Moradores dos bairros próximos ao aeroporto não veem a hora de o terminal ser desativado para outra destinação. Moradora da Rua Minerva, no Bairro Caiçara, Vanilda Dias, enfermeira, ressalta que as pessoas vivem com medo. Ontem, quando passeava com a cadelinha Laisla, lembrou de dois acidentes nos últimos anos, um deles com a morte de um piloto. Também residente na Rua Minerva, o aposentado Raphael Silva mostra o exato lugar em que um avião caiu – hoje, há um quebra-molas na pista. “O que tem de acidente de trânsito nessa área não é brincadeira, toda hora tem um. Acredito que o aeroporto, se desativado, possa se transformar em parque ou área de lazer.
A revolta tomou conta de uma moradora, que preferiu não se identificar. Para ela, toda essa situação, que considera “briga política”, já poderia ter terminado no fim do ano. “Estava resolvido no governo do presidente Jair Bolsonaro. Mas, aí, o presidente Lula ganhou e estão só postergando. É preciso resolver logo, vivemos sob perigo constante”, disse a moradora.
Triste rotina
A morte de sábado foi a quinta nos últimos quatro anos relacionada a voos no terminal Carlos Prates.

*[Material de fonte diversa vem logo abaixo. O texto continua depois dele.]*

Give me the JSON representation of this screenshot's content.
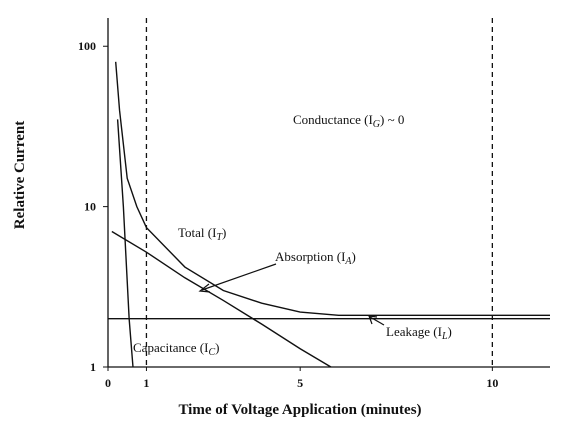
{
  "chart_data": {
    "type": "line",
    "xlabel": "Time of Voltage Application (minutes)",
    "ylabel": "Relative Current",
    "log_y": true,
    "xlim": [
      0,
      11.5
    ],
    "ylim": [
      1,
      150
    ],
    "xticks": [
      0,
      1,
      5,
      10
    ],
    "yticks": [
      1,
      10,
      100
    ],
    "vlines": [
      1,
      10
    ],
    "series": [
      {
        "label": [
          "Total (I",
          "T",
          ")"
        ],
        "color": "#111111",
        "x": [
          0.2,
          0.3,
          0.5,
          0.75,
          1,
          2,
          3,
          4,
          5,
          6,
          11.5
        ],
        "values": [
          80,
          40,
          15,
          10,
          7.4,
          4.2,
          3,
          2.5,
          2.2,
          2.1,
          2.1
        ]
      },
      {
        "label": [
          "Absorption (I",
          "A",
          ")"
        ],
        "color": "#111111",
        "x": [
          0.1,
          1,
          2,
          3,
          4,
          5,
          5.8
        ],
        "values": [
          7,
          5.2,
          3.6,
          2.6,
          1.85,
          1.3,
          1
        ]
      },
      {
        "label": [
          "Leakage (I",
          "L",
          ")"
        ],
        "color": "#111111",
        "x": [
          0,
          11.5
        ],
        "values": [
          2,
          2
        ]
      },
      {
        "label": [
          "Capacitance (I",
          "C",
          ")"
        ],
        "color": "#111111",
        "x": [
          0.25,
          0.4,
          0.55,
          0.65
        ],
        "values": [
          35,
          10,
          2,
          1
        ]
      }
    ],
    "annotation": [
      "Conductance (I",
      "G",
      ") ~ 0"
    ]
  }
}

Após dois acidentes com vítimas em 2019, o fechamento do aeroporto entrou no radar das autoridades. Em 2020, o então ministro de Infraestrutura, Tarcísio de Freitas, chegou a anunciar que o aeroporto seria fechado no ano seguinte, mas uma série de adiamentos postergou a medida e o terminal segue em funcionamento.Conforme o Estado de Minas informou ontem, a expectativa era de que as atividades do aeroporto fossem encerradas em dezembro do ano passado, mas uma portaria estendeu o prazo até maio de 2023. O prefeito de Belo Horizonte, Fuad Noman, lamentou o novo acidente e informou pelas redes sociais que irá reforçar o pedido de concessão do aeroporto Carlos Prates ao município. Com reunião marcada em Brasília amanhã, Fuad prometeu levar o assunto novamente ao conhecimento do governo Lula.
"Não podemos mais permitir que acidentes assim aconteçam", escreveu. Ele também voltou a manifestar o interesse da prefeitura de Belo Horizonte em usar o terreno para geração de emprego e moradia, após o aeroporto ser desativado. "Sigo com a minha proposta de utilizar a área do aeroporto para construção de moradias, parques, escolas, centros de saúde e toda infraestrutura urbana necessária para a população", frisou. A proposta é destinar parte da área, próxima ao Anel Rodoviário, para indústria e logística. A outra receberia um parque e 2.000 moradias populares, com aparelhos básicos como postos de saúde, creches e centro comercial.
Oftalmologista trabalhava em Valadares
A morte do oftalmologista José Luiz de Oliveira Filho, de 60 anos, que pilotava o monomotor que caiu sobre duas casas na Região Noroeste de Belo Horizonte, no sábado, causou comoção em Governador Valadares, no Leste de Minas. Ele viajavam com a filha, Jéssica, de 36 anos, que segue internada no Hospital de Pronto-Socorro João XXIII, na capital mineira. José Luiz trabalhou durante 24 anos em uma clínica na cidade. Pelas redes sociais, colegas de trabalho, pacientes, amigos e familiares lamentaram a tragédias. “Foi uma honra dividir meus dias, durante 11 anos de trabalho, com esse homem excepcional. Mais que um profissional excelente, era um ser humano excelente. Com todo seu jeito apressado, objetivo, mas que nunca deixou a desejar em seus atendimentos, pontualíssimo e super honesto, bondoso e justo. Sua memória será sempre motivo de honra e jamais será esquecida. Descanse em paz, dr!”, escreveu a secretária do Hospital de Olhos, Núbia Teixeira.“Os olhos se fecham, mas seu legado ficará marcado. Os momentos de alegrias e companheirismo sempre serão lembrados por todos nós. Obrigado pela amizade e dedicação ao longo desses 24 anos no Hospital de Olhos de Governador Valadares. Toda a nossa solidariedade à família”, escreveu a direção da clínica no qual o oftalmologista trabalhava. O corpo de José Luiz foi sepultado no Cemitério Memorial Park, em Governador Valadares, ontem à tarde.